The series, which lasted less than a month before NBC canceled it, isn’t quite as controversial as it was made out to be. If you take religion out of the mix, you’re left with a loving but conflicted family that argues, loves, and tries to make the best of what they have.
Aidan Quinn stars as Father Daniel Webster. He’s the married father of three children–a gay college student, an adopted Chinese boy, and an artistic 16-year-old girl who resorts to selling pot to save enough money to buy herself a new computer for her Japanese anime-influenced comic drawings. When one of her brothers asks, “You do manga?” Daniel freaks out. “Is that some kind of marijuana?”
The show was canceled after just four episodes, but all eight are available on this two-disc DVD set. (The first two episodes are presented as one here.) Truth be told, with the exception of the series’ final unaired episode, the four that were televised were the strongest. The story arc revolving around Daniel’s brother–a rising politician–and the priest’s martini-swilling wife goes nowhere.
Same for the plot between adopted younger son Adam (Ivan Shaw) and his boarding school girlfriend. While the series doesn’t present the clergy as perfect religious role models, it does show them as hard working and caring.

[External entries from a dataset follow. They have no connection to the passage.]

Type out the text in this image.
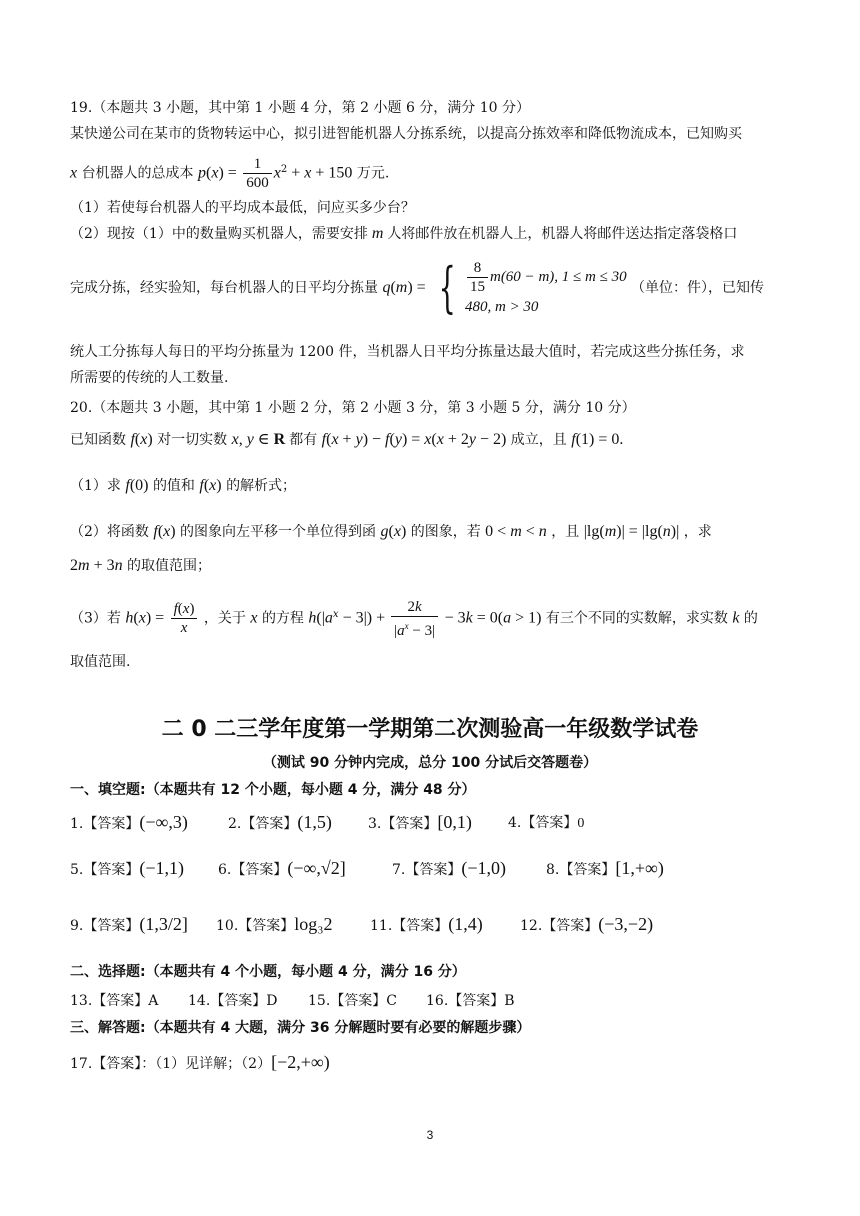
19.（本题共 3 小题，其中第 1 小题 4 分，第 2 小题 6 分，满分 10 分）
某快递公司在某市的货物转运中心，拟引进智能机器人分拣系统，以提高分拣效率和降低物流成本，已知购买
x 台机器人的总成本 $p(x) = \frac{1}{600} x^2 + x + 150$ 万元.
（1）若使每台机器人的平均成本最低，问应买多少台？
（2）现按（1）中的数量购买机器人，需要安排 m 人将邮件放在机器人上，机器人将邮件送达指定落袋格口
完成分拣，经实验知，每台机器人的日平均分拣量 q(m) = { $\frac{8}{15} m(60 - m)$, 1 ≤ m ≤ 30
480, m > 30
（单位：件），已知传
统人工分拣每人每日的平均分拣量为 1200 件，当机器人日平均分拣量达最大值时，若完成这些分拣任务，求
所需要的传统的人工数量.
20.（本题共 3 小题，其中第 1 小题 2 分，第 2 小题 3 分，第 3 小题 5 分，满分 10 分）
已知函数 f(x) 对一切实数 x, y ∈ R 都有 f(x + y) − f(y) = x(x + 2y − 2) 成立，且 f(1) = 0.
（1）求 f(0) 的值和 f(x) 的解析式；
（2）将函数 f(x) 的图象向左平移一个单位得到函 g(x) 的图象，若 0 < m < n ，且 |lg(m)| = |lg(n)| ，求
2m + 3n 的取值范围；
（3）若 $h(x) = \frac{f(x)}{x}$ ，关于 x 的方程 $h(|a^x - 3|) + \frac{2k}{|a^x - 3|} - 3k = 0(a > 1)$ 有三个不同的实数解，求实数 k 的
取值范围.
二 0 二三学年度第一学期第二次测验高一年级数学试卷
（测试 90 分钟内完成，总分 100 分试后交答题卷）
一、填空题:（本题共有 12 个小题，每小题 4 分，满分 48 分）
1.【答案】(−∞,3)	2.【答案】(1,5)	3.【答案】[0,1)	4.【答案】0
5.【答案】(−1,1) 6.【答案】(−∞,√2]	7.【答案】(−1,0)	8.【答案】[1,+∞)
9.【答案】(1,3/2] 10.【答案】log₃2	11.【答案】(1,4)	12.【答案】(−3,−2)
二、选择题:（本题共有 4 个小题，每小题 4 分，满分 16 分）
13.【答案】A 14.【答案】D 15.【答案】C 16.【答案】B
三、解答题:（本题共有 4 大题，满分 36 分解题时要有必要的解题步骤）
17.【答案】：（1）见详解；（2）[−2,+∞)
3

The series has a lot of heart–sometimes so much that it resembles Seventh Heaven more than a cutting edge series. But Quinn is incredibly likeable as the conflicted priest who knows from right and wrong but can’t always prevent himself (or others) from falling prey to their darker side. And Ellen Burstyn is hilarious as Beatrice Congreve, a bishop who tells it like it is. Of Daniel’s latest lackluster sermon, Beatrice says, “I would describe your service as flaccid.” What can you say? When she’s right, she right.